When I asked her what this meant for Bristol University, she was excited by the prospect of Bristol becoming a leading university, stating, “I want the Oxford/Cambridge arc to be the Cambridge/Bristol arc with a stop off in Oxford.”
She also commented on how the new campus would see the university “coming down off the hill and into the heart of the city of Bristol.”
Her excitement about what this offered current and future students was palpable. Second and first-year Business, Engineering, and Innovation students will be able to use the campus from September 2026.
The building, 38,000 square meters in size, will house 4,600 students and 650 staff. The university hopes it will be a hub of world-class teaching and research across business, innovation, digital engineering, artificial intelligence and more.
Located right next to Temple Meads station, the Building will act as a place of work and study for over 7,000 people every day. A modern structure, it boasts 1,000 glass panels and 750 solar panels have been installed. Outside the building, 130 trees are being planted.
Working with various businesses across the technological and engineering sector, it will be more than just a space of study but one of interdisciplinary collaboration and a hub for idea-sharing, the formation of partnerships and a fertile ground for Bristol-based tech start-ups.
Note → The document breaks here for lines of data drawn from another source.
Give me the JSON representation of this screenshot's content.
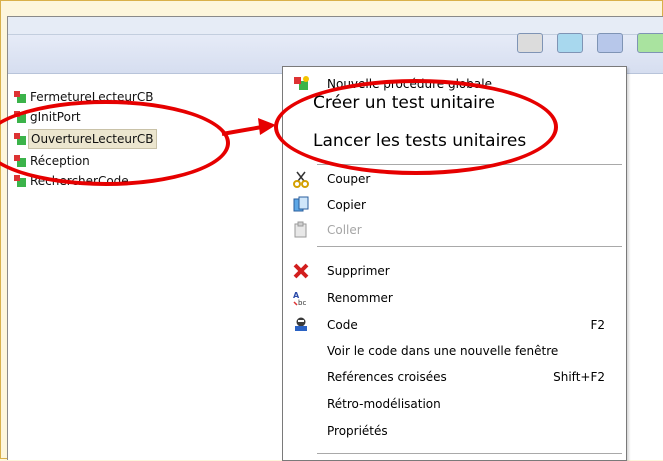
{
  "tree": {
    "items": [
      {
        "label": "FermetureLecteurCB",
        "selected": false
      },
      {
        "label": "gInitPort",
        "selected": false
      },
      {
        "label": "OuvertureLecteurCB",
        "selected": true
      },
      {
        "label": "Réception",
        "selected": false
      },
      {
        "label": "RechercherCode",
        "selected": false
      }
    ]
  },
  "menu": {
    "new_global": "Nouvelle procédure globale",
    "create_test": "Créer un test unitaire",
    "run_tests": "Lancer les tests unitaires",
    "cut": "Couper",
    "copy": "Copier",
    "paste": "Coller",
    "delete": "Supprimer",
    "rename": "Renommer",
    "code": "Code",
    "code_shortcut": "F2",
    "view_code_new_window": "Voir le code dans une nouvelle fenêtre",
    "cross_refs": "Reférences croisées",
    "cross_refs_shortcut": "Shift+F2",
    "retro_modeling": "Rétro-modélisation",
    "properties": "Propriétés"
  },
  "colors": {
    "annotation": "#e60000",
    "selection": "#ece6cf",
    "toolbar": "#d6def0"
  }
}
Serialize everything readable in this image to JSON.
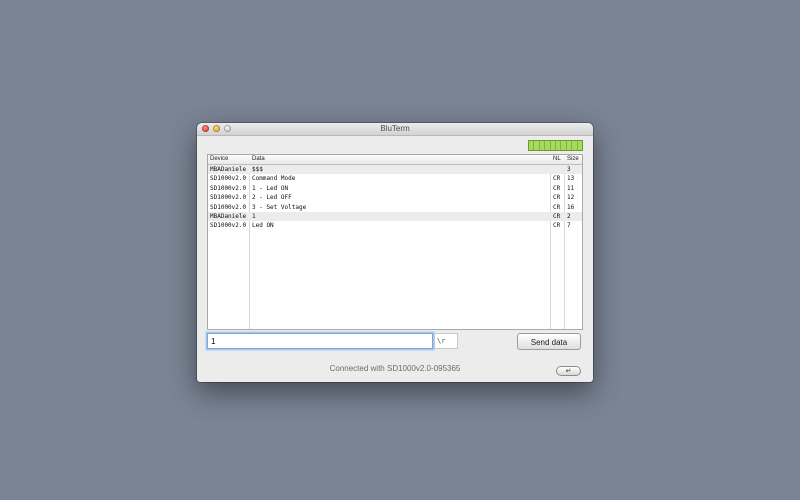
{
  "window": {
    "title": "BluTerm"
  },
  "table": {
    "headers": {
      "device": "Device",
      "data": "Data",
      "nl": "NL",
      "size": "Size"
    },
    "rows": [
      {
        "device": "MBADaniele",
        "data": "$$$",
        "nl": "",
        "size": "3",
        "highlight": true
      },
      {
        "device": "SD1000v2.0",
        "data": "Command Mode",
        "nl": "CR",
        "size": "13",
        "highlight": false
      },
      {
        "device": "SD1000v2.0",
        "data": "1 - Led ON",
        "nl": "CR",
        "size": "11",
        "highlight": false
      },
      {
        "device": "SD1000v2.0",
        "data": "2 - Led OFF",
        "nl": "CR",
        "size": "12",
        "highlight": false
      },
      {
        "device": "SD1000v2.0",
        "data": "3 - Set Voltage",
        "nl": "CR",
        "size": "16",
        "highlight": false
      },
      {
        "device": "MBADaniele",
        "data": "1",
        "nl": "CR",
        "size": "2",
        "highlight": true
      },
      {
        "device": "SD1000v2.0",
        "data": "Led ON",
        "nl": "CR",
        "size": "7",
        "highlight": false
      }
    ]
  },
  "input": {
    "value": "1",
    "terminator": "\\r"
  },
  "send_button": {
    "label": "Send data"
  },
  "status": {
    "text": "Connected with SD1000v2.0-095365"
  },
  "enter_button": {
    "label": "↵"
  },
  "signal": {
    "segments": 10,
    "level": 1.0,
    "color": "#a7d95d"
  }
}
The building, when completed, will boast co-working spaces, specialist labs, state-of-the-art equipment, skills training, support services and be home to industry events.
Evelyn Welch told me of her ambition for the campus to put Bristol students on a road to becoming “remarkable graduates” and pioneers in the world of tech and engineering. This comes as Bristol was named this month as the best city for start-ups in the UK’s Startup Index, leading in critical metrics such as access to talent, productivity, infrastructure and growth potential.
Vice Chancellor Judith Squires emphasised how the new campus will be an excellent place for students of innovation, engineering, business and other subjects to learn. There will be a Senate House-style living room alongside many other silent and group study spaces.
Perhaps the star of the teaching facilities is an in-the-round lecture theatre (pictured below). This will enable a new age of interactive and exciting teaching, transforming lectures from passive learning experiences to active and inspiring ones.
The building, inspired by the University’s ambition to become a “university for Bristol, not just the university of Bristol”, will showcase local art and has largely been made out of materials from in and around Bristol, for example, metal from Taunton.
It was a pleasure to be invited to tour the site and see first-hand how the University of Bristol is not just preparing for, but pioneering both technological and educational life in the 21st century.